If you picked up a newspaper 100 years ago, Monday, Sept. 27, 1920, and turned to the sports page, you would have read that the White Sox were a half-game within first-place Cleveland after an 8-1 win over Detroit Sunday in front of an estimated crowd of between 25,000 and 28,000 at Comiskey Park.

You would have read about Joe Jackson's running catch on a line drive to left-center by Ty Cobb in the third. And you would have learned that Happy Felsch tracked down a drive by Harry Heilmann in the shadow of the scoreboard in the sixth.

Eddie Cicotte picked up his 21st win, giving up only one unearned run on his own errant throw to first on a bunt by Cobb that allowed Ralph Young to score from second.

Although the chances were shrinking with four games left, it was still possible for the Sox to claim the 1920 crown, the team's third pennant in four years.

But if you turned to the front page, you would find news that would make the team's fading pennant chances recede way into the background.

There, the story told of how Sox owner Charles Comiskey admitted he was convinced after the first game of the 1919 World Series that someone had "fixed" some of his players. The story was written in the context of Cook County grand jury proceedings then underway.

The catalyst for the grand jury investigation, oddly, came from the North, not the South Side. It was fueled by suspicious reports about an Aug. 31, 1920 game between the Cubs and the Phillies that was allegedly fixed for the Phils to win. Cubs President Bill Veeck (yes, father of that Bill Veeck) was alarmed by telegrams warning of the plot.

Veeck had Cubs Manager Fred Mitchell pull starter Claude Hendrix in favor of Grover Cleveland Alexander. Despite the presence of "Pete" on the mound, the Cubs still lost the game 3-0.

Gradually, however, the focus of the grand jury shifted squarely onto the events surrounding the 1919 World Series.

Writers like Hugh Fullerton, who covered the series, and Frank O. Klein, of Collyer's Eye, a weekly "covering all fields of sport and finance," had already called attention to the brewing scandal,

On Oct. 10, 1919, Fullerton wrote after the Reds wrapped up the series, "There will be a great deal written and talked about this world's series. There will be a lot of inside stuff that never will be printed," adding, "Today's game also means the disruption of the Chicago White Sox as a ballclub. There are seven men on the team who will not be there when the gong sounds next spring, and some of them will not be in either major league."

And Klein, on Dec. 13, 1919, wrote that Sox catcher Ray Schalk predicted that Cicotte, pitcher Claude (Lefty) Williams, first baseman Chick Gandil, infielders Fred McMullin and Swede Risberg, and Felsch and Jackson would be missing from the 1920 lineup.

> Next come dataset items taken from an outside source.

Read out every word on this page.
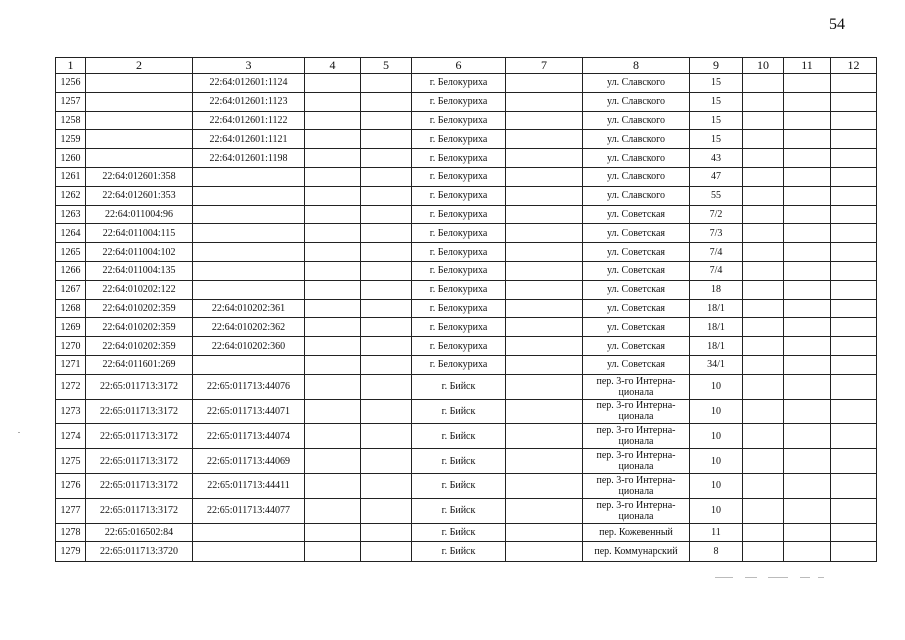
54
1	2	3	4	5	6	7	8	9	10	11	12
1256		22:64:012601:1124			г. Белокуриха		ул. Славского	15			
1257		22:64:012601:1123			г. Белокуриха		ул. Славского	15			
1258		22:64:012601:1122			г. Белокуриха		ул. Славского	15			
1259		22:64:012601:1121			г. Белокуриха		ул. Славского	15			
1260		22:64:012601:1198			г. Белокуриха		ул. Славского	43			
1261	22:64:012601:358				г. Белокуриха		ул. Славского	47			
1262	22:64:012601:353				г. Белокуриха		ул. Славского	55			
1263	22:64:011004:96				г. Белокуриха		ул. Советская	7/2			
1264	22:64:011004:115				г. Белокуриха		ул. Советская	7/3			
1265	22:64:011004:102				г. Белокуриха		ул. Советская	7/4			
1266	22:64:011004:135				г. Белокуриха		ул. Советская	7/4			
1267	22:64:010202:122				г. Белокуриха		ул. Советская	18			
1268	22:64:010202:359	22:64:010202:361			г. Белокуриха		ул. Советская	18/1			
1269	22:64:010202:359	22:64:010202:362			г. Белокуриха		ул. Советская	18/1			
1270	22:64:010202:359	22:64:010202:360			г. Белокуриха		ул. Советская	18/1			
1271	22:64:011601:269				г. Белокуриха		ул. Советская	34/1			
1272	22:65:011713:3172	22:65:011713:44076			г. Бийск		пер. 3-го Интерна-
ционала	10			
1273	22:65:011713:3172	22:65:011713:44071			г. Бийск		пер. 3-го Интерна-
ционала	10			
1274	22:65:011713:3172	22:65:011713:44074			г. Бийск		пер. 3-го Интерна-
ционала	10			
1275	22:65:011713:3172	22:65:011713:44069			г. Бийск		пер. 3-го Интерна-
ционала	10			
1276	22:65:011713:3172	22:65:011713:44411			г. Бийск		пер. 3-го Интерна-
ционала	10			
1277	22:65:011713:3172	22:65:011713:44077			г. Бийск		пер. 3-го Интерна-
ционала	10			
1278	22:65:016502:84				г. Бийск		пер. Кожевенный	11			
1279	22:65:011713:3720				г. Бийск		пер. Коммунарский	8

Charles Comiskey reacted to the rumors by offering a $10,000 reward for proof of wrongdoing.

Fullerton and Schalk were wrong. The players, except for Gandil, were back in 1920 and posed to repeat as champs.

But that was derailed by the grand jury, which was closing in on the details of the fix.

On Sept. 23, 1920, it was reported that two Boston Braves players, Art Wilson and Tony Boeckel, filed affidavits claiming that New York Giants pitcher Rube Benton told of winning bets on the 1919 series after receiving a tip from former Giant Hal Chase that the Sox would lose the first two games and the series.

The affidavits were disclosed by the Cubs' Buck Herzog after he was accused by Benton of offering Benton $800 to lose a September 1919 game to the Cubs.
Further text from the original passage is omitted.